I use felt wads --- whether home-punched or Wonder Wads --- almost exclusively.
Long ago, I decided that Wonder Wads were good but their dry lubricant needed augmentation. Thus, I soak my Wonder Wads in an authentic 19th century bullet lubricant recipe.
The recipe is:
1 part paraffin (I use canning paraffin, found in the cooking aisle)
1 part mutton tallow (sold by Dixie Gun Works for a pittance)
1/2 part beeswax
All amounts are by weight, not volume.
A kitchen scale is used to measure 200/200/100 grams of ingredients, which nearly fills a quart Mason jar.
Place the jar with its ingredients in three or four inches of boiling water. This double-boiler effect is the safest way to melt greases and waxes.
When all ingredients are completely melted, stir thoroughly with a clean stick or disposable chopstick. Allow to cool at room temperature; hastening hardening by placing in the refrigerator may cause the ingredients to separate.
To lubricate 100 Wonder Wads, place a thumb-sized hunk of lubricant in a clean tuna can. Place the can on a burner at the lowest setting. Don't cook the lubricant, you just want to melt it.
When melted, add the wads and stir them in the lubricant with the ubiquitous chopstick. Stir until all wads have thoroughly soaked up the lubricant.
Remove from burner. Allow to cool at room temperature. You can use the lubricated wads directly from the can, or transfer to a smaller container. In either case, snap a plastic, pet-food lid over the tuna can to keep dust out and moisture in.
Sharp-eyed black powder enthusiasts will note that paraffin is a petroleum product. Generally speaking, petroleum products and black powder create a hard, tarry fouling that is more difficult to remove and will affect accuracy because it clogs the rifling grooves.
However, a chemist-type once explained that paraffin is unlike other petroleum products. Something about the hydrocarbons, as I recall.

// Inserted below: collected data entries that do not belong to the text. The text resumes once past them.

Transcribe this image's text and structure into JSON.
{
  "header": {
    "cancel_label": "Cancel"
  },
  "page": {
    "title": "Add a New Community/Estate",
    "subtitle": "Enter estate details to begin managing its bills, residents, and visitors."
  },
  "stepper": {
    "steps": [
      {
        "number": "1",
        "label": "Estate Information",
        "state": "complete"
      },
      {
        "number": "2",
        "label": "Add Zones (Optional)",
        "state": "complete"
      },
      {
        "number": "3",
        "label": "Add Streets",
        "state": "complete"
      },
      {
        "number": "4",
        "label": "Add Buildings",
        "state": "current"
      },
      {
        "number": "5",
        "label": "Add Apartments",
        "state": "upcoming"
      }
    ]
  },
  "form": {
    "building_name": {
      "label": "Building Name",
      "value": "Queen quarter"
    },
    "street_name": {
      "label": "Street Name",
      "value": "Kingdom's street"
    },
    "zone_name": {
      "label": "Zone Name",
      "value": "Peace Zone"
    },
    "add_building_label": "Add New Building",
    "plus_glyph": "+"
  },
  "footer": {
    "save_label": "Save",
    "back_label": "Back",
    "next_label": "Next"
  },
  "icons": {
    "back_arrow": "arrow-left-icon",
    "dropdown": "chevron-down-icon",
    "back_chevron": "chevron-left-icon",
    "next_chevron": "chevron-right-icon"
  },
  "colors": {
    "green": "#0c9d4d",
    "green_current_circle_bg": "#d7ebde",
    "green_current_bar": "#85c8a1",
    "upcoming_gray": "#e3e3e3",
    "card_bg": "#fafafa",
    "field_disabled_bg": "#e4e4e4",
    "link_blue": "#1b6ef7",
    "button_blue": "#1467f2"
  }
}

Anyway, all I know is that the use of paraffin doesn't create the hard, tarry fouling so often found with petroleum greases and oils.
In fact, I believe that the paraffin is of great value when this lubricant is used with felt wads. The paraffin stiffens the wad significantly, turning it into a good fouling-scraper.

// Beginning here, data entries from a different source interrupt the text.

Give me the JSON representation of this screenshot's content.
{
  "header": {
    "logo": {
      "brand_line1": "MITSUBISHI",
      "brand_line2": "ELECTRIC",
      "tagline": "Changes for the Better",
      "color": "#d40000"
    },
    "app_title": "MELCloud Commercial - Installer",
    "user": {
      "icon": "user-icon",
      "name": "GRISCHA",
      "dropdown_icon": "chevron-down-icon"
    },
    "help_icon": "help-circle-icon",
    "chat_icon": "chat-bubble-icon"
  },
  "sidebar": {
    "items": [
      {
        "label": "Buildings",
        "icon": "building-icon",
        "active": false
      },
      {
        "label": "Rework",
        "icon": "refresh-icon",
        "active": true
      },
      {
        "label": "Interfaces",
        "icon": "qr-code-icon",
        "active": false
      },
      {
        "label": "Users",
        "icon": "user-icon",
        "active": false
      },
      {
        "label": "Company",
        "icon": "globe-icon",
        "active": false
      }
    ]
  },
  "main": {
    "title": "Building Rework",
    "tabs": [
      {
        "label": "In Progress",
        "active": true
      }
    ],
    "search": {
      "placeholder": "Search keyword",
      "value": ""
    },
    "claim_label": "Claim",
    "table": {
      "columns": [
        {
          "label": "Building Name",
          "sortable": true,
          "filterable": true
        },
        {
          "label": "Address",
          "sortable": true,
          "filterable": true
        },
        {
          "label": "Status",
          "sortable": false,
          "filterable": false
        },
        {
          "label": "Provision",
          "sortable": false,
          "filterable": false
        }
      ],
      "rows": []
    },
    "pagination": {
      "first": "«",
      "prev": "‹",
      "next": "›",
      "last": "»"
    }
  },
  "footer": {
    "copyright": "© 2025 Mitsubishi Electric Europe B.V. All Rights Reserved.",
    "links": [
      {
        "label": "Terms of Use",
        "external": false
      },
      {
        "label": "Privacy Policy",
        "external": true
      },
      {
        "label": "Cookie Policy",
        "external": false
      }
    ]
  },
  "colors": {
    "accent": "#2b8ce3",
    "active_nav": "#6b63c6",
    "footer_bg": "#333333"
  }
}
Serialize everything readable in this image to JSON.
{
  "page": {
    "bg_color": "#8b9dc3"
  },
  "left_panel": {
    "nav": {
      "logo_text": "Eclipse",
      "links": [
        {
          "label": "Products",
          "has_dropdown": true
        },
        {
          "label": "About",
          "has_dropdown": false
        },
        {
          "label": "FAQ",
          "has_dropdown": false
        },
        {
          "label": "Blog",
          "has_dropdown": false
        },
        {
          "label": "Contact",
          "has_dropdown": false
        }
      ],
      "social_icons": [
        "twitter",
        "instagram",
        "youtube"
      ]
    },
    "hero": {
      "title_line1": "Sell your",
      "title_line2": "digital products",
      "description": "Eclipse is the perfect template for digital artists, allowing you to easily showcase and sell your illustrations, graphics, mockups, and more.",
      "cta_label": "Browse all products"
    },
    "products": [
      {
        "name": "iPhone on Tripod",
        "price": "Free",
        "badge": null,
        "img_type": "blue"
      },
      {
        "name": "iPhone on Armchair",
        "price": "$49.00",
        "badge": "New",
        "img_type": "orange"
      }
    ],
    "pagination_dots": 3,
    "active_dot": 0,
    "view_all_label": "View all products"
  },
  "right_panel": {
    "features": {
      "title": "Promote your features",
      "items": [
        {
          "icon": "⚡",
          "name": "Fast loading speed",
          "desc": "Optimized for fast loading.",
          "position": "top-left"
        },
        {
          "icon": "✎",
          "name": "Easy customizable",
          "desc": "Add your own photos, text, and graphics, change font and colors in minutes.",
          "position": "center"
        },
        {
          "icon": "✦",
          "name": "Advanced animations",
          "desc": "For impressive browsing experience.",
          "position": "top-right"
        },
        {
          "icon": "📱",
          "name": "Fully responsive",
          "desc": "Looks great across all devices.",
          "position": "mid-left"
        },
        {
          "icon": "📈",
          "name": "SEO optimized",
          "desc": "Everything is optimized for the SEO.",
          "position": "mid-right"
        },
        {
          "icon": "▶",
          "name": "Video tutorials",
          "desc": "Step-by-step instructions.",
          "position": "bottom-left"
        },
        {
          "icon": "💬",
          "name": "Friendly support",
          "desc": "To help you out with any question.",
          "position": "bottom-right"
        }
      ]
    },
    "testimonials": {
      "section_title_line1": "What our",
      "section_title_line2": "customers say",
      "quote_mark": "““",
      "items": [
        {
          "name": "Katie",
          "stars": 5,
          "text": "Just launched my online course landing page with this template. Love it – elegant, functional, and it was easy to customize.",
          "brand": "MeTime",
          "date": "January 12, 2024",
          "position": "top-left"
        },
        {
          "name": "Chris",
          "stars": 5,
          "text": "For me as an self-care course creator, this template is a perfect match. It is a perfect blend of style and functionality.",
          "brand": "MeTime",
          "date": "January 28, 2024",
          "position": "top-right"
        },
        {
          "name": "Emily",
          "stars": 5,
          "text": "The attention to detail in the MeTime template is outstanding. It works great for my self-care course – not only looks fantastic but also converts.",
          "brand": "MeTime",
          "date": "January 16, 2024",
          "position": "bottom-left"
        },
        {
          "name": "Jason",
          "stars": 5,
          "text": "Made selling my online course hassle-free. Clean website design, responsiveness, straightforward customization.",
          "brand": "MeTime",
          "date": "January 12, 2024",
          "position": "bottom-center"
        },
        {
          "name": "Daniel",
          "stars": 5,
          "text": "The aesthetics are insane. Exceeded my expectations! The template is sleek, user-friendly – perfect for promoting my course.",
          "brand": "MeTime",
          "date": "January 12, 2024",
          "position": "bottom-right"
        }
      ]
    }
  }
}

Recovered wads show a good negative impression of the rifling around their edge --- and the bore of my cap and ball pistols is markedly free of black powder fouling.
Seat the lubricated wad in a separate operation, after charging the chamber with powder. This is a good practice because, if you forget to charge the chamber with powder, it's easier to remove a felt wad than a stuck ball.

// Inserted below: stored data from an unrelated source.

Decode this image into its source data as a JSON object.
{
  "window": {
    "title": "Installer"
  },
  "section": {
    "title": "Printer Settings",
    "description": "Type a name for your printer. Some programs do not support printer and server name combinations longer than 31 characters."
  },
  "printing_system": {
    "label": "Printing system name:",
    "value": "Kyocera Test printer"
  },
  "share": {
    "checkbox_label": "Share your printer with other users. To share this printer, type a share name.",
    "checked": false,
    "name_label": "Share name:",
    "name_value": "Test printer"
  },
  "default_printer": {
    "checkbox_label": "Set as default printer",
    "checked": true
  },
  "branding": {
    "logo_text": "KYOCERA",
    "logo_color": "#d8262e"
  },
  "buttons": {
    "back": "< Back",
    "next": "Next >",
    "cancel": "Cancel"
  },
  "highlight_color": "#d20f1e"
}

Also, seating the wad and ball separately gives you a better feel for how pressure you're applying. Just be sure that you seat the wad firmly on the powder, and the ball firmly on the wad. Leaving a space between powder, wad or ball can create a catastrophic pressure spike.
Felt wads so lubricated will allow you to shoot longer than the standard Wonder Wad with its dry lubricant.
I live in the remote Utah desert, where temperatures can reach 110 degrees and humidity may be only 6 percent. On days such as these, I put lubricant over the ball as well as using the well-lubricated felt wad.
My favorite over-ball lubricant is CVA Grease Patch but you may also Crisco or lard. I hear Bore Butter is very good too; haven't tried it.
Using lubricant over the ball, after using a wad, is an exceptional circumstance. Most of the time, only the lubricated felt wad is needed.
I also use Wonder Wads lubricated this way in my .50-caliber muzzleloading rifle. I can shoot all day and never swab the bore. Just seat the well-lubricated felt wad firmly on the powder before seating a patched round ball.